Originally published at: http://boingboing.net/2016/09/13/fury-road-before-the-visual-ef.html
…
So. Good.
Sure, there was plenty of decent cgi used too- but it was this solid base of practical effects that they could build on.
Excellent. That really is quite something.
Nice camerawork.
I would’ve probably liked a version closer to this than the actual theatrical version.
That was amazing. Everyone there was an artist.
And it brought this to mind:
… which is rather different from the startling, crude violence of the first two Mad Max movies…
There are three Mad Max movies prior to this one.
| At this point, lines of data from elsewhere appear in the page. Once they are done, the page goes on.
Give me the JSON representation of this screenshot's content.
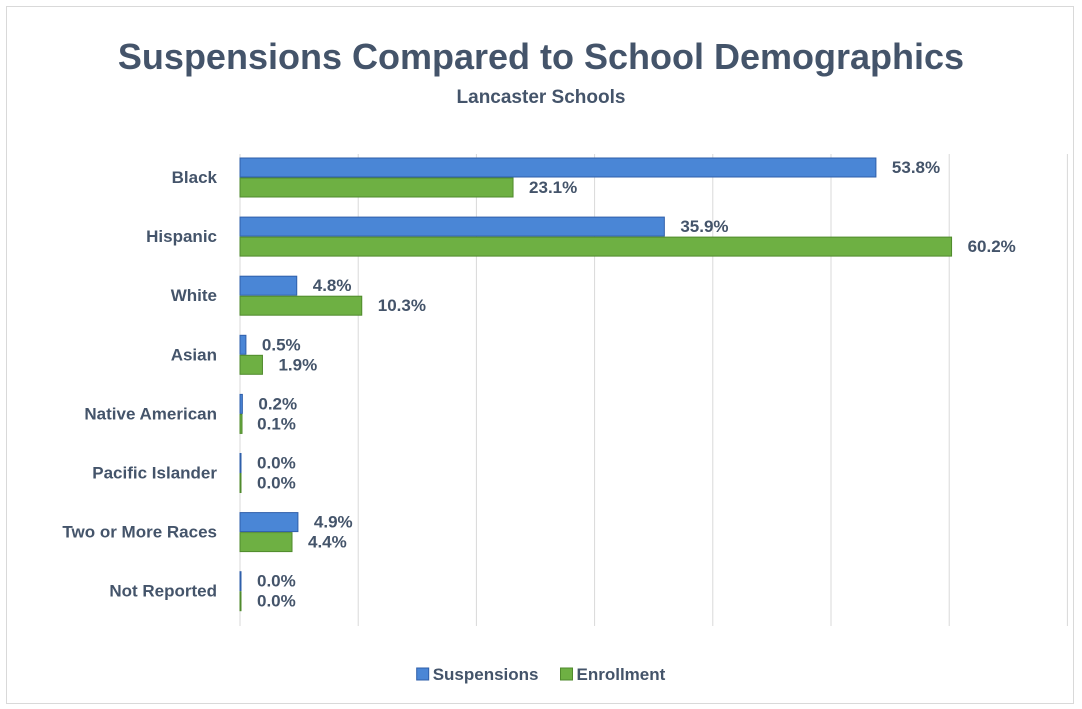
{
  "chart_data": {
    "type": "bar",
    "orientation": "horizontal",
    "title": "Suspensions Compared to School Demographics",
    "subtitle": "Lancaster Schools",
    "categories": [
      "Black",
      "Hispanic",
      "White",
      "Asian",
      "Native American",
      "Pacific Islander",
      "Two or More Races",
      "Not Reported"
    ],
    "series": [
      {
        "name": "Suspensions",
        "color": "#4a86d6",
        "values": [
          53.8,
          35.9,
          4.8,
          0.5,
          0.2,
          0.0,
          4.9,
          0.0
        ],
        "labels": [
          "53.8%",
          "35.9%",
          "4.8%",
          "0.5%",
          "0.2%",
          "0.0%",
          "4.9%",
          "0.0%"
        ]
      },
      {
        "name": "Enrollment",
        "color": "#6eb043",
        "values": [
          23.1,
          60.2,
          10.3,
          1.9,
          0.1,
          0.0,
          4.4,
          0.0
        ],
        "labels": [
          "23.1%",
          "60.2%",
          "10.3%",
          "1.9%",
          "0.1%",
          "0.0%",
          "4.4%",
          "0.0%"
        ]
      }
    ],
    "xlim": [
      0,
      70
    ],
    "x_gridline_step": 10,
    "grid": true,
    "legend_position": "bottom"
  }
}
Did you miss the first one?
I haven’t seen this film yet (something I’m now regretting) and after watching this compilation, I have questions:
- Why was CGI even needed?
- How much of the end credits is just the legal team?
- Is there a film award for Best Lawyering?
It’s great to witness the majesty of all those practical effects, ntm that incredible stuntwork & driving, but I don’t want Fury Road to be more like the prior films (i.e. more muted visually, and thus starker, more distant, and less operatic). The visual tone of Fury Road is integral to its super-heightened reality and that’s a large part of what makes its more frantic pacing cohere.
As you say, making it less heightened visually would make certain people more uncomfortable with the violence because it would become more distinct (in a “this is an unsettling documentary” sort of way). Again, I don’t think that’s what I want from Fury Road. That standoffishness, that visual indifference, is what makes Road Warrior unique, certainly, but I don’t think it’d suit Fury Road’s tale, let alone its tempo.
Thanks for sharing; that was damned interesting.
I assume the intent was to leave out Beyond Thunderdome.
I haven’t seen this movie, but judging from the video it is basically State Fair stuff, with monster trucks, tractor pulls, and cooking stuff with giant gas burners?
- Why was CGI even needed?
Firstly, to edit out all the safety harnesses etc. and the camera cars you can see in some of the shots.
Also, IIRC, instead of waiting for the right light, they shot film (or rather digital bits?) all day, and then corrected the light levels and colour balance later on.
You know this looks much like the Big Wheel races we had as kids.
Can’t we just move Beyond Thunderdome once and for all?
My beefs with Fury Road was how the Mad Max series had essentially taken in the stuff which was common to ripoffs of them but were never really part of it from the start.
Now comes the entirely unnecessary geekening on my part:
-
George Miller had stated in a bunch of interviews prior to Beyond Thunderdome that the apocalypse involved was not nuclear war. That he was pessimistic any human beings could survive that. (There were no prior mutants and stuff before the 2 headed lizard gag in Thunder Road)
-
Mad Max and Road Warrior involved worlds winding down. Where modern technology was becoming increasingly scarce. There are very few guns used in Road Warrior. People relying on darts, arrows and improvised weapons mostly. The whole warlords of oil, water and bullets just seemed unlikely in the world he created.
That being said, I loved Fury Road and was absolutely delighted that George Miller came back to it. I still have trouble explaining to people that the same director did Babe, Lorenzo’s Oil and Happy Feet.
Couldn’t agree more. I think that tends to illustrate the good films (or TV shows) from the dreck, IMHO. I sort of think of CGI work as being there to do things you can’t do practically in film making.
It’s a bit like still photography- if you get the original image right, in camera, there’s very little touch up that needs to be done afterwards, and the image can be that much more realistic.
If all the work gets done in post production, things can (and do…) go off the rails.
If CGI is getting used because it’s cheaper than practical, that’s never a good start.
If CGI is getting used to enhance the practical, that’s (maybe) alright.
You can’t take Aunty Entity away from me
There’s some scenes of the movie that are so massively bonkers that practical effects weren’t possible, like the aftermath of a massive dust tornado. And others that used exactly what was shot but duplicated some of the trucks, so instead of 20 crazy big rigs you’ve got 60 or whatever. But like others said, most of the CG was for color grading and removing harnesses.
This topic was automatically closed after 5 days. New replies are no longer allowed.